Here we show that the replication of SFVs indigenous to the New World is inhibited by NWM TRIM5α variants. The observed patterns of New World SFV sensitivity and resistance to NWM TRIM5α proteins provide insights into the coevolution of FVs and their primate hosts. Although cross-species transmission of FVs does occur, phylogenetic studies have revealed ancient cospeciation of simian FVs and their hosts (13, 18). Thus, in the majority of cases, FVs adapt to one or a small number of host species. Although spider monkeys, squirrel monkeys, and common marmosets retain TRIM5α proteins that are able to restrict some New World SFVs, these TRIM5α proteins exhibited no antiviral activity against the SFVs indigenous to the species (Fig. 4A). In successfully adapting to a new host species, each SFV has apparently evolved to minimize the detrimental impact of the particular TRIM5α protein encountered. Such escape from TRIM5α restriction may involve changes in the capsid, the binding target for TRIM5α (5, 6, 9, 11, 17).

FIG. 4.

TRIM5α restriction patterns and habitats of New World monkeys. (A) The ability of the TRIM5α proteins from three NWMs to inhibit infection with SFVs from these monkey species is depicted by red lines; a weaker level of restriction is depicted by a broken line. The figure is based upon the data shown in Fig. 3. Note that none of the TRIM5α proteins from these monkeys inhibits the replication of the SFV indigenous to the species. (B) The ranges of the three NWMs shown in panel A are shaded as follows: orange, spider monkeys; gray, squirrel monkeys; and yellow, marmosets. Note the large areas of overlap of these ranges.

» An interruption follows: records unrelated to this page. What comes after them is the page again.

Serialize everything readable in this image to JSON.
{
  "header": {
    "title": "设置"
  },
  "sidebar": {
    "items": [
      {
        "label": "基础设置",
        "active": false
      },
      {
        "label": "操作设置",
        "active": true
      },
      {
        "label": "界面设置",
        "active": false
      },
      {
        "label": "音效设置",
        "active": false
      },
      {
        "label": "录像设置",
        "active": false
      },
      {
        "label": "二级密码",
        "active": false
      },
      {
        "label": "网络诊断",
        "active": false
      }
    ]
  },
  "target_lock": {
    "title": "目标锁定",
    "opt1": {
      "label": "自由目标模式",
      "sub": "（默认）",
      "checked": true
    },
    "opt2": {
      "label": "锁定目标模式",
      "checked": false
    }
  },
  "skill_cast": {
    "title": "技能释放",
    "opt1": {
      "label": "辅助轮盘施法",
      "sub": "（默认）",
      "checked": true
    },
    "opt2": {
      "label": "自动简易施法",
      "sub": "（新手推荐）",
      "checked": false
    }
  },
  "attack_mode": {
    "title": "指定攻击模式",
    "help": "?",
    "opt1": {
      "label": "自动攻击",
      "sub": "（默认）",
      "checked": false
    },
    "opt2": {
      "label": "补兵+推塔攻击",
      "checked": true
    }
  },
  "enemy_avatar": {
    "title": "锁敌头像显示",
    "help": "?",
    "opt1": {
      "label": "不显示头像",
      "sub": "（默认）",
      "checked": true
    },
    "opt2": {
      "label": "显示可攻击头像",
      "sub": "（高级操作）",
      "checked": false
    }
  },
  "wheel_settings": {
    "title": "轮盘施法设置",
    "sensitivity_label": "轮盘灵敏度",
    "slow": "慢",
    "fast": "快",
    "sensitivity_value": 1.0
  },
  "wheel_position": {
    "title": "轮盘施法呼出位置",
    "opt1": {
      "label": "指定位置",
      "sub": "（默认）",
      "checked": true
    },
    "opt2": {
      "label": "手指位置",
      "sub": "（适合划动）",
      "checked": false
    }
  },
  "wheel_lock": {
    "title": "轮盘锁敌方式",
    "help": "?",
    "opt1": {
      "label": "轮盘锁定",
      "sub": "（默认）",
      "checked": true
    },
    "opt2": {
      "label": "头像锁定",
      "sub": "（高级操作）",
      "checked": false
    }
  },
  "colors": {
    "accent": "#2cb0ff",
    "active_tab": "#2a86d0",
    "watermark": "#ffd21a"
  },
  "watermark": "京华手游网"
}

Throughout primate evolution, the capsid-interacting B30.2(SPRY) domain of TRIM5α has been subjected to strong positive selection (12, 14). Even after the separation of NWMs from Old World primates, NWM TRIM5α proteins continued to diversify. A striking example is the length expansion of the B30.2(SPRY) V3 variable loop in the NWM TRIM5α proteins (14). Of note, a sequence triplication that occurred in the spider monkey lineage created a TRIM5α protein with the longest known V3 loop (96 residues); this feature may contribute to the strong level of restriction of SFVmar and SFVsqu by spider monkey TRIM5α. If past or current retroviral infections drove TRIM5 evolution in NWMs, the possible identity of the retroviruses has been unclear. Although the TRIM5α proteins of some NWM species can restrict infections with different retroviruses, like simian immunodeficiency virus (SIV), N-tropic murine leukemia virus (N-MLV), Mason-Pfizer monkey virus (MPMV), and Old World primate FVs (1, 15, 21), NWMs are not known to be exposed to these viruses. Our results hint that FVs may have influenced TRIM5α diversification in NWM species. Marmosets, squirrel monkeys, and spider monkeys occupy overlapping geographic ranges in South America (Fig. 4B), making likely the possibility that exposure to the SFVs of these other species occurred at some point in time. Any detrimental effects of heterologous SFV infection could have selected for more potently restricting TRIM5α variants.

Nucleotide sequence accession numbers.

The complete sequences of SFVmar and SFVsqu have been deposited in GenBank under accession numbers GU356395 and GU356394, respectively.